‘First Love’ by Ivan Turgenev

#TBRChallenge hosted by Wendy @The Misadventures of Super Librarian

This edition of ‘First Love’ was published as part of Penguin’s ‘Great Loves’ boxset – a collection that I have no recollection of ever buying or being given. It’s not the sort of thing I would usually choose – being about a) romance, and b) a teenage boy with a crush on an older woman, which are two strikes against it. The third strike is the blurb from Penguin which breathlessly declares (of the collection): Love is strange. Love is beautiful. Love is dangerous. Love is never what you expect it to be. Here Penguin brings you the most sedutive, inspiring and surprising writing on love in all its infinite variety before featuring zero lesbians and only one gay couple in twenty books.

All of its infinite variety. Yeah.

Penguin also added a little caption on the back cover, explaining the particular lesson about love this book illustrates. The lesson ‘First Love’ teaches us, if you’re wondering, is “Love can be torture“. I’m not convinced that’s what I would have taken from the novella, but more on that later. Suffice to say, this book looked like a lot of things I would find boring.

And yet!

I loved it! Our narrator has a clear-eyed, self-deprecating charm as the adult Vladimir Petrovich recounts his memories of his teenage crush on his neighbour to his friends. He doesn’t shy away from all the excruciatingly embarrassing moments of being 16 and almost old enough to ‘count’ as an adult but not yet confident enough to be properly included in their social circles, that acute longing and intensity of emotion and desperation not just to be loved but to be respected and acknowledged as something more than just a child. The cast of characters who all flutter around Zinaida, like moths to a flame, are each well sketched out with distinct personalities, all of them serving their own purpose. And while it isn’t a comedy, there are some moments which strike me as genuinely very funny.

The dinner party as a framing device allows our narrator (Vladimir Petrovich) that necessary distance from his teenage years to look back and recount what he experienced with the same touch of irony I think we all employ when we try and explain as adults how it felt when we were 16. Vladimir Petrovich tells his friends “my heart was full of longing, sweetly and foolishly; I was all expectancy and wonder” and oh, God, yes, it’s phrased beautifully – but he uses these overblown description to poke fun at his teenage daydreams very subtly. We have a lot of sympathy for his teenage self but are given enough space to notice his little foibles.

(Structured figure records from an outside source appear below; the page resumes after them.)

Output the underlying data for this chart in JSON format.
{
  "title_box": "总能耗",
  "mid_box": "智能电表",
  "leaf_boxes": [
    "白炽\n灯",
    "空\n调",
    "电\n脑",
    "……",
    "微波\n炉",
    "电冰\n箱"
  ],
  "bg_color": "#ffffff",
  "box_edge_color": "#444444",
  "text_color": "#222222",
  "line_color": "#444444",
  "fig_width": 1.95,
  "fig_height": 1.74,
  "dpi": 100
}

Zinaida, the object of his affection, is a flirt who enjoys close relationships with a number of different men Vladimir Petrovich interacts with and joins for party games, all of them centred around pleasing Zinaida, but none of them able to understand what she means by saying “I cannot love people whom I look down on. I need someone who would himself master me” – although adult Vladimir Petrovich, with the knowledge of how this affair has turned out, includes enough evidence that the reader can anticipate the revelation that Zinaida has fallen in love with one particular character, his teenage self is still shocked to discover the truth. It’s an emotional journey which feels heartfelt without being mawkish, and I had a lot of fun reading it.

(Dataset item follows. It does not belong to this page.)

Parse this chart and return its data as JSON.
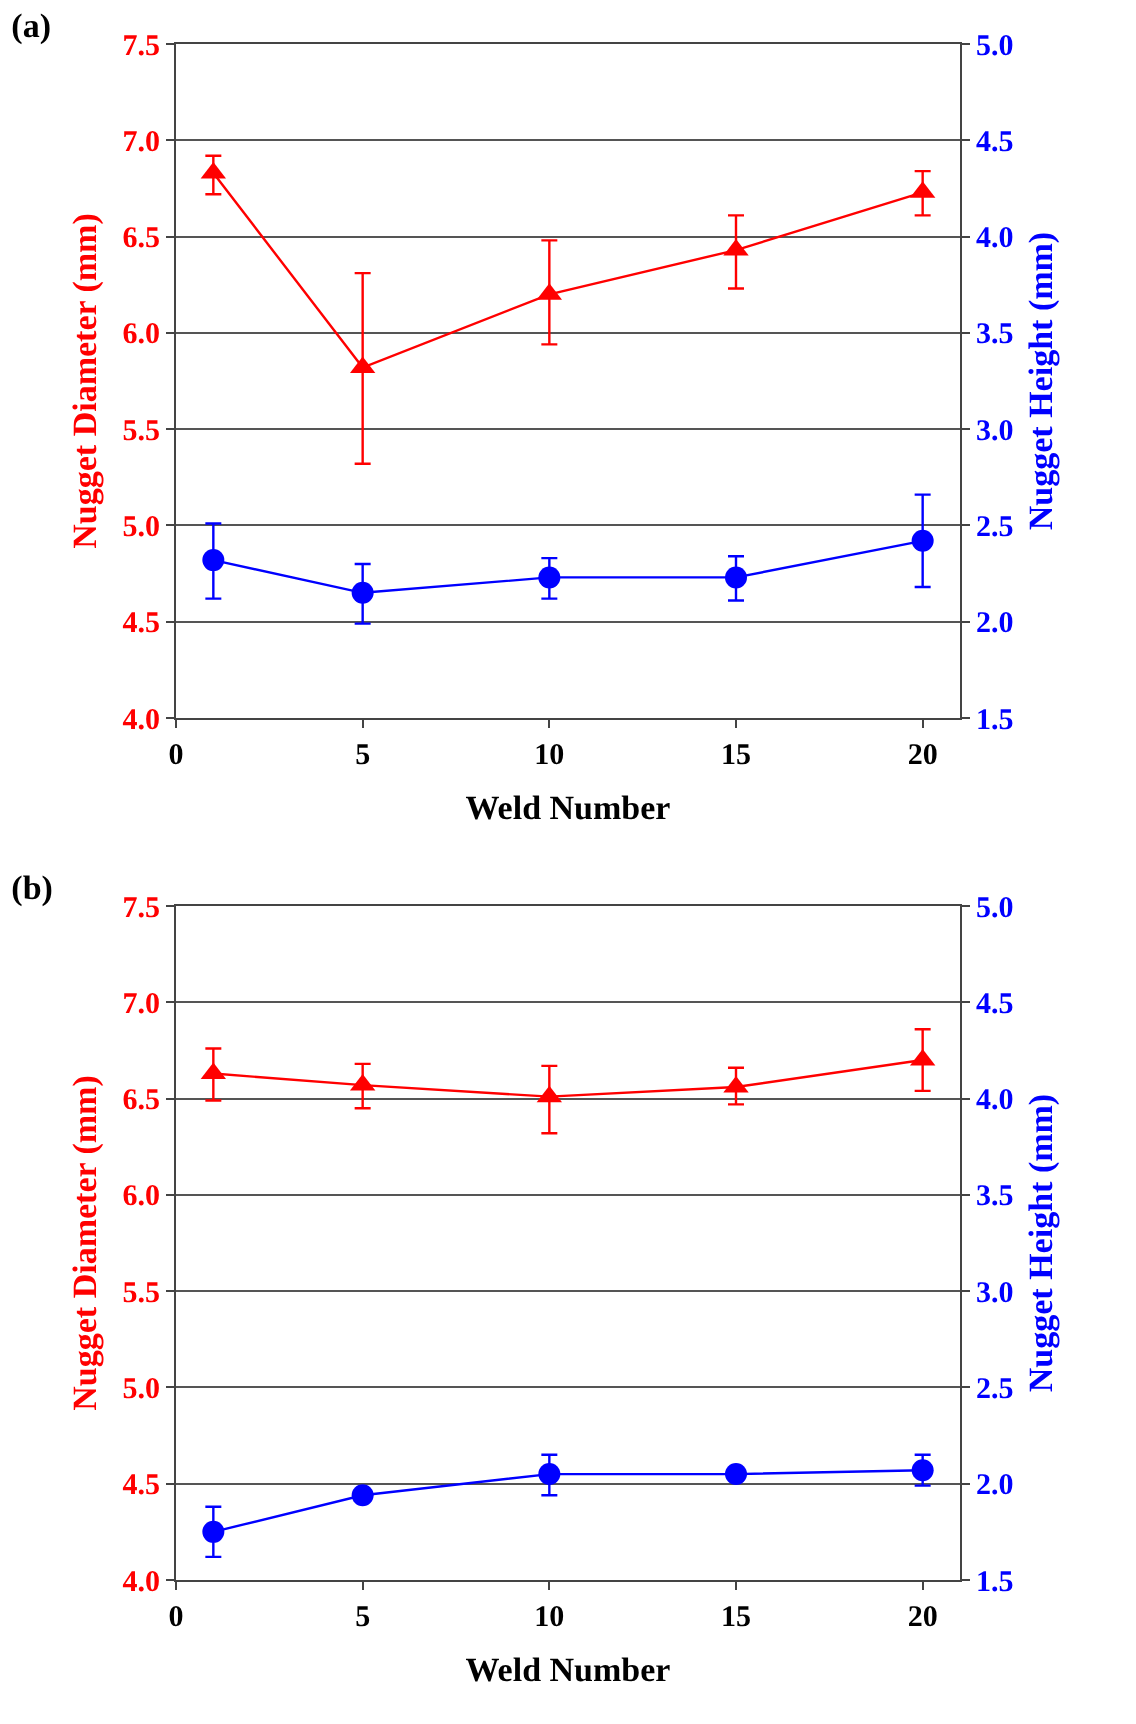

There was one particular scene I wanted to highlight because I’m not entirely sure how I feel about it. Towards the end, Vladimir discovers that his father was the mysterious man with whom Zinaida has fallen in love and his family moves away to avoid a scandal. However, one day Vladimir witnesses his father talking with Zinaida and striking her with his riding-crop, having just been riding his horse. “Zinaida quivered – looked silently at my father – and raising her arm slowly to her lips, kissed the scar which glowed crimson upon it.” Now, Zinaida’s physical pain reminds us of the earlier scene when Vladimir, our narrator, jumped out of a window at her request – because of how passionately he loved her. I’m not quibbling the physical pain element. It’s the use of the riding crop, especially given the parallels between Electric, the vicious horse who won’t let anyone but Vladimir’s father ride her, and Zinaida’s earlier comments about only loving someone who could master her that might have taken this out of “you know, sometimes Classics have surprise!BDSM” and into “it feels a little bit off to be connecting a young woman to an animal that needs to be broken in” territory for me. I can’t decide whether or not I like that part, but it’s not a major element of the story by any means.

‘First Love’ is a novella by 19th Century Russian author Ivan Turgenev, translated by Isaiah Berlin.